Fall 2024 CS 180 Project2

Fun with Filters and Frequencies!

By Yiyu Chen

In this project, I applied various image processing techniques, starting with the exploration of 2D convolutions through finite difference operators to enhance edge detection in images. I then used Gaussian filters to smooth images before subtracting these from the original to sharpen image details. Further, I experimented with creating hybrid images that appear differently at varying distances and concluded with multi-resolution blending to integrate different images seamlessly. This report presents the methods I employed, the results obtained, and the insights I gained from these experiments.

Part 1: Fun with Filters

In this part, I employed the \(D_x\) and\(D_x\) finite difference operators, implemented as convolution kernels, to detect edges in images by highlighting changes in pixel intensity along the horizontal and vertical axes, respectively. These operators are designed to approximate the first derivatives in each direction, crucial for detecting the boundaries where pixel intensities change significantly.

\(D_x\) kernel: This kernel, typically represented as \([−1,1]\), is applied horizontally across the image. It computes the difference in intensity between adjacent pixels along the x-direction. When convolved with the image, this kernel emphasizes edges that are predominantly vertical by highlighting horizontal gradients.
\(D_y\) kernel: Similarly, this kernel, usually displayed as \( \begin{bmatrix} 1 \\ -1 \end{bmatrix} \) , is applied vertically. It measures the intensity difference between adjacent pixels along the y-direction, thus accentuating edges that are primarily horizontal by capturing vertical gradients.
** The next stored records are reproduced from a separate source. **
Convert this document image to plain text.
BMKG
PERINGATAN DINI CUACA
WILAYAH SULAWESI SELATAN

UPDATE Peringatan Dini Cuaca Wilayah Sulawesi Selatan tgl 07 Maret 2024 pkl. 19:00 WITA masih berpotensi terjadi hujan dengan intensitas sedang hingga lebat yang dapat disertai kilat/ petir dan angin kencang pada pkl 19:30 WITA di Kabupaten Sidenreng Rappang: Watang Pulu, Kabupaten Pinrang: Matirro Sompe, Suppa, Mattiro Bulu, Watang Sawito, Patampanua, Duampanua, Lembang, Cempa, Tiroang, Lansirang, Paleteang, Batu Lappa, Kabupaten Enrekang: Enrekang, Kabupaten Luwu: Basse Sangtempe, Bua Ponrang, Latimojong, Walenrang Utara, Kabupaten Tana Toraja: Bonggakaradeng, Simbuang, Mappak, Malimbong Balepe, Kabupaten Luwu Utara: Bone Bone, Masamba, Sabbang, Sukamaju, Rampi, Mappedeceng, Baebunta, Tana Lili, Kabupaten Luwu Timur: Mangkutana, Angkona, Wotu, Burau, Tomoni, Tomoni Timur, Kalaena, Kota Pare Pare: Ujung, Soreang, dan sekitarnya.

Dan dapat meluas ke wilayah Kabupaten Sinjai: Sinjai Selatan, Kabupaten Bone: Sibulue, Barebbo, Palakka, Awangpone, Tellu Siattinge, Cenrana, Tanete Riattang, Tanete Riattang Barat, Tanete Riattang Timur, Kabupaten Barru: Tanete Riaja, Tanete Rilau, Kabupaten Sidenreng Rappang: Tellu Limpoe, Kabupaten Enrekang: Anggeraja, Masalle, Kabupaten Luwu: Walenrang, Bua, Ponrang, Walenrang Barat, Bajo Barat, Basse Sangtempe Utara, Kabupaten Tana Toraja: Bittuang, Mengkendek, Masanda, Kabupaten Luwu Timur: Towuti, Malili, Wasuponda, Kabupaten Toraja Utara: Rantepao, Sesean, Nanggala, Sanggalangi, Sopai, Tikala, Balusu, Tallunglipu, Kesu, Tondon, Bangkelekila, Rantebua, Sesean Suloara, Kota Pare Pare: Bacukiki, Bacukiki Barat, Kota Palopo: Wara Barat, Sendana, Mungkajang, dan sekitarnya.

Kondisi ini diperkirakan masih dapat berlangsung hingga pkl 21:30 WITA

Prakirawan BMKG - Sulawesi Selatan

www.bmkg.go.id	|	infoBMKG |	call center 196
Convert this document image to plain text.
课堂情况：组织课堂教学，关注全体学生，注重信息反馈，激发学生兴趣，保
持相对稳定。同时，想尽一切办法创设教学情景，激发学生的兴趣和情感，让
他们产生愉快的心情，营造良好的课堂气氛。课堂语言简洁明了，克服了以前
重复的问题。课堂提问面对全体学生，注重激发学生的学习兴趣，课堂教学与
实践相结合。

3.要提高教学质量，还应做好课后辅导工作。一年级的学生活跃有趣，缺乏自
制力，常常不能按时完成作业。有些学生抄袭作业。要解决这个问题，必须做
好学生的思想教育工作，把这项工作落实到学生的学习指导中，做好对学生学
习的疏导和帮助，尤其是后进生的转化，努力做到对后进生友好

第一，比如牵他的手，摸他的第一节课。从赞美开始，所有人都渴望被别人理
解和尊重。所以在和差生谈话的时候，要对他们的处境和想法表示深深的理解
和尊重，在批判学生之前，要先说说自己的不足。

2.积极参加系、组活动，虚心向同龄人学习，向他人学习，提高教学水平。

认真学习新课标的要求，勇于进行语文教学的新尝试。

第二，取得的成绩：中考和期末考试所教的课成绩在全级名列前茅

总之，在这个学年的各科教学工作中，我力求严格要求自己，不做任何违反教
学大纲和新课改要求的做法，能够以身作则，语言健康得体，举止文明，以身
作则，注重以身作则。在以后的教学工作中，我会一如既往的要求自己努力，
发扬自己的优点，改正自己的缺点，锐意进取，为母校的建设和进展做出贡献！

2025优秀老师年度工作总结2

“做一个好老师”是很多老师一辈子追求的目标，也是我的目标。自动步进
Why this method is effective for edge detection: This method is effective for edge detection because it directly targets changes in brightness, which define edges within an image. The separate use of horizontal and vertical kernels allows for the detection of edges in both orientations, making the approach robust and versatile for various types of images. By enhancing areas where there is a significant shift in adjacent pixel values, this technique efficiently delineates the boundaries and shapes within the images, crucial for tasks such as object recognition and scene understanding.

cameraman after gradient — The image after applying gradient

However, we can find that the result was quite noisy. It looks like a collection of white dots, rather than the edges we want. To solve this problem I applied a Gaussian filter.

cameraman_blur — The image after Gaussian blur

cameraman_blur_gradient — The image applied both Gaussian and gradient

When using the Derivative of Gaussian (DoG) filter compared to the simple finite difference operator, the most significant difference observed is the reduction of dots. The Gaussian filter serves as a smoothing operator that mitigates the high-frequency noise components before the derivative operation is applied. This results in edges that are smoother and less fragmented than those produced by the mere application of the finite difference operators. The DoG approach effectively captures important edge details while suppressing unnecessary noise, making it superior for applications where clean edge detection is crucial.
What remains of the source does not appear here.